Stories in the same category
Points of view
hey, sounds like you're really going through it. but i gotta say, you might be overthinking, ya know? 🤷♂️ love ain't supposed to be all calm and secure, but it shouldn't feel like a horror movie either; maybe you're creating stress that isn’t even there. have you thought about talking to your partner about all these feelings? it might take a lot off your chest. also, remember "don't worry, be happy"? sometimes it's just about letting go and enjoying the moment; why do you think you can't chill and just be in the now?

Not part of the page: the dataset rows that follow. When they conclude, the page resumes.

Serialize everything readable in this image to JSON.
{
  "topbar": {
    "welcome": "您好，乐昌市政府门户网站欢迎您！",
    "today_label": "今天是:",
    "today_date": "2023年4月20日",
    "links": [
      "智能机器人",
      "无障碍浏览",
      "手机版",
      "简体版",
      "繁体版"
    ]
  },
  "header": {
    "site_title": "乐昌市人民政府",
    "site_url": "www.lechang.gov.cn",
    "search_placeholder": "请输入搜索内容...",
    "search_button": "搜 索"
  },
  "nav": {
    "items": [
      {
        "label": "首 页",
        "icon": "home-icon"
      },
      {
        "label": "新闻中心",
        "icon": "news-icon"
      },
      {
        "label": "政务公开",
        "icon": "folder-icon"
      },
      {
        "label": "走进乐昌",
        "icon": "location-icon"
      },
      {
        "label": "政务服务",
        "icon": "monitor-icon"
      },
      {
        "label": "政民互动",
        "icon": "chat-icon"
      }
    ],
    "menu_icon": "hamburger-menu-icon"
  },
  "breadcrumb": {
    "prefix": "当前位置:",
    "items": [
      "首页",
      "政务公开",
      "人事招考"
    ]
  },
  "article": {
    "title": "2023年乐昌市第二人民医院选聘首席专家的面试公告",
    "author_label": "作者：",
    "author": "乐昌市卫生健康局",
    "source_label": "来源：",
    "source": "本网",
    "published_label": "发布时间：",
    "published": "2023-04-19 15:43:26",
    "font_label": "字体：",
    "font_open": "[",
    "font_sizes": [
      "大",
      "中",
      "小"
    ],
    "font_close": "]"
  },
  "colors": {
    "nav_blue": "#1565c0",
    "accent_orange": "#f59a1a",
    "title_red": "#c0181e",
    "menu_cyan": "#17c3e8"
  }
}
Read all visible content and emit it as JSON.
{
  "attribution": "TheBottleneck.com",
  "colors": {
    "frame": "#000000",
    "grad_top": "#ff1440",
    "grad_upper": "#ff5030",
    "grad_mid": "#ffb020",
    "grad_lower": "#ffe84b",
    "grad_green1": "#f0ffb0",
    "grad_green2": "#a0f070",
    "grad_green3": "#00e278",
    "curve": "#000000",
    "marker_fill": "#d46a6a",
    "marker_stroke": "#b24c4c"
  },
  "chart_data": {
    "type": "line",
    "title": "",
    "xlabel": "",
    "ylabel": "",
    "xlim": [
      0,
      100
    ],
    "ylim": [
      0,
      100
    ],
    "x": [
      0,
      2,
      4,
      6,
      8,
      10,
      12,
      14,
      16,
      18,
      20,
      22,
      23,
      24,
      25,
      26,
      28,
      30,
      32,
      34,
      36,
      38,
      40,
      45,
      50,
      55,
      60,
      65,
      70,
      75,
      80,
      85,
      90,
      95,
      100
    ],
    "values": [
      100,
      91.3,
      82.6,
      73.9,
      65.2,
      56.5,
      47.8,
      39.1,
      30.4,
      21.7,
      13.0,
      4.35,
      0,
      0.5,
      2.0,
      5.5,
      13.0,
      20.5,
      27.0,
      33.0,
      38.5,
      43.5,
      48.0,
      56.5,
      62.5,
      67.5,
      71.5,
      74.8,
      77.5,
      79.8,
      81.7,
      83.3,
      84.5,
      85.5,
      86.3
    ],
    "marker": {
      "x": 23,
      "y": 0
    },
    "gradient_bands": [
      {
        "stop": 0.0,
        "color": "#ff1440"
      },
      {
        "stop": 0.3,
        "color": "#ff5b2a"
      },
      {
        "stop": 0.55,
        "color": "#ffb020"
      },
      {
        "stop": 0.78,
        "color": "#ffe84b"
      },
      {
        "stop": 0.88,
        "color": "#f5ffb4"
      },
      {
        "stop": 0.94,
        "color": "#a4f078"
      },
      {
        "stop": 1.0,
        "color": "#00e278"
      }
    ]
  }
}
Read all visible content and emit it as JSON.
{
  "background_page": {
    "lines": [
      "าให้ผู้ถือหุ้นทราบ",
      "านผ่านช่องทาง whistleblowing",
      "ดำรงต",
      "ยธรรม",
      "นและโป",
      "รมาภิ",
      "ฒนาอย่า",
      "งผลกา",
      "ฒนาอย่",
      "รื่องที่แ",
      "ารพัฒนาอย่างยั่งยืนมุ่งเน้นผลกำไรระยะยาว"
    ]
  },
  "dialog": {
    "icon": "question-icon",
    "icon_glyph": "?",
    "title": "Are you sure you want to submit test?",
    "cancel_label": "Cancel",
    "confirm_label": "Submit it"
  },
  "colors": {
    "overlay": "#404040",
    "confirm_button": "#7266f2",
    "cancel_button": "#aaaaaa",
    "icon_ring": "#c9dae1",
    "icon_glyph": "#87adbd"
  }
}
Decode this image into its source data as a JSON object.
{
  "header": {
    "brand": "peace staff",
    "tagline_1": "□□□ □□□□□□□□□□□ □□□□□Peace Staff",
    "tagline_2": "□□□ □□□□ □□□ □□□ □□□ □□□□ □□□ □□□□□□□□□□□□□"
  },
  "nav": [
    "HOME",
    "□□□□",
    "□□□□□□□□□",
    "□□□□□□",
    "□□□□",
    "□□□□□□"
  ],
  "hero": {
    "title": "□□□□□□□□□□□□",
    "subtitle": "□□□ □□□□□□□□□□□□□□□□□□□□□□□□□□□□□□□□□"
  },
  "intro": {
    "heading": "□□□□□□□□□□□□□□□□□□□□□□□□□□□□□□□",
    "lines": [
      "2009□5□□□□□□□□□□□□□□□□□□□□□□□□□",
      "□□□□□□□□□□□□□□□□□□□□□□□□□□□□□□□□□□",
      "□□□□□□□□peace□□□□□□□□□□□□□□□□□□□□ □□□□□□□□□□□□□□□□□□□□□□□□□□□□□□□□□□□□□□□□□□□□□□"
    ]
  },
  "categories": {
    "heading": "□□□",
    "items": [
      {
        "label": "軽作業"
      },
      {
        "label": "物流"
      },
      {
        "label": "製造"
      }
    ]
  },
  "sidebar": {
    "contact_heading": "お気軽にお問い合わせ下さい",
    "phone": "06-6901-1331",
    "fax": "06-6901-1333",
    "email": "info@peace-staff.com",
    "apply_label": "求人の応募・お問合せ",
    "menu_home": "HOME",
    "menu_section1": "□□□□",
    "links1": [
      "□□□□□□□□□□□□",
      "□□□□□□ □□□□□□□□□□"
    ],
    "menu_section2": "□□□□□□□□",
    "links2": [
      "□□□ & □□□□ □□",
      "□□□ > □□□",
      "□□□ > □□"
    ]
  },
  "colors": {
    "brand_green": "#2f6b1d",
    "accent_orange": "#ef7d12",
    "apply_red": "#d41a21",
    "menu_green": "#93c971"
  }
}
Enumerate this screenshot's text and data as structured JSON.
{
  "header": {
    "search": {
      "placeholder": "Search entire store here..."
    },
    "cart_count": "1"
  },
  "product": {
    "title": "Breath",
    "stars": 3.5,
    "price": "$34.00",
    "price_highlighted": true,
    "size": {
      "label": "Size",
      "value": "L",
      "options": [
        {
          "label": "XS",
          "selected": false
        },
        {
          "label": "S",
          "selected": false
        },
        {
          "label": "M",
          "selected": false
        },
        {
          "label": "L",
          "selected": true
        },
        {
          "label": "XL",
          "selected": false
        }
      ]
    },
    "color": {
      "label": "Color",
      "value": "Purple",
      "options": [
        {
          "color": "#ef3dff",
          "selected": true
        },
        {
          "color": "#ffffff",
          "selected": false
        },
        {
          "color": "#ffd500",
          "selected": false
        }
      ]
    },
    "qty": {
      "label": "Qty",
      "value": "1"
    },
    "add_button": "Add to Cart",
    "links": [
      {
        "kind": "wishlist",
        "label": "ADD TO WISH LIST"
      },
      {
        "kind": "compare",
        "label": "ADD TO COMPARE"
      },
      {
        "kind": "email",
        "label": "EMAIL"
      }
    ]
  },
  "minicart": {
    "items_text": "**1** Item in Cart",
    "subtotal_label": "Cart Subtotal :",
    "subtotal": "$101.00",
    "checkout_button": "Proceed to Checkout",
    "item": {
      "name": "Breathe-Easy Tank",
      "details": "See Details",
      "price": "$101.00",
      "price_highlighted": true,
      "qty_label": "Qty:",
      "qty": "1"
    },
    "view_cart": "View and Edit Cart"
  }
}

hey there, sounds like you're having a rough time with those feelings. honestly seems a bit intense to always feel like you're gonna lose him; i mean, everyone gets that fear sometimes but not constantly. one time i used to worry all the time about losing people but learned it was mostly all in my head 😅 maybe try focusing on what’s real and rest will sorta fall into place. communication could help too, he might surprise ya with his understanding; ever try just talking it out?
It seems you're experiencing a significant amount of anxiety regarding your relationship. While it's understandable to feel concerned about losing someone you love, constantly anticipating disaster can be emotionally exhausting; I experienced something similar in my life. However, once I began focusing on the present and communicated openly with my partner, it eased my mind significantly. Consider discussing your feelings with your partner, as transparency can foster understanding and strengthen your bond. Isn't it worth exploring a more balanced perspective to achieve peace of mind?
wow, i totally get what you're saying. love can really feel like a ticking time bomb sometimes. it’s like you're always on high alert for that plot twist that wrecks everything 🧨. been there myself, worrying about losing someone before it even happens is exhausting. why is it that no one talks about this side of love? i think we all feel the same way but are just scared to admit it. think you should tell him how you're feeling or keep it to yourself?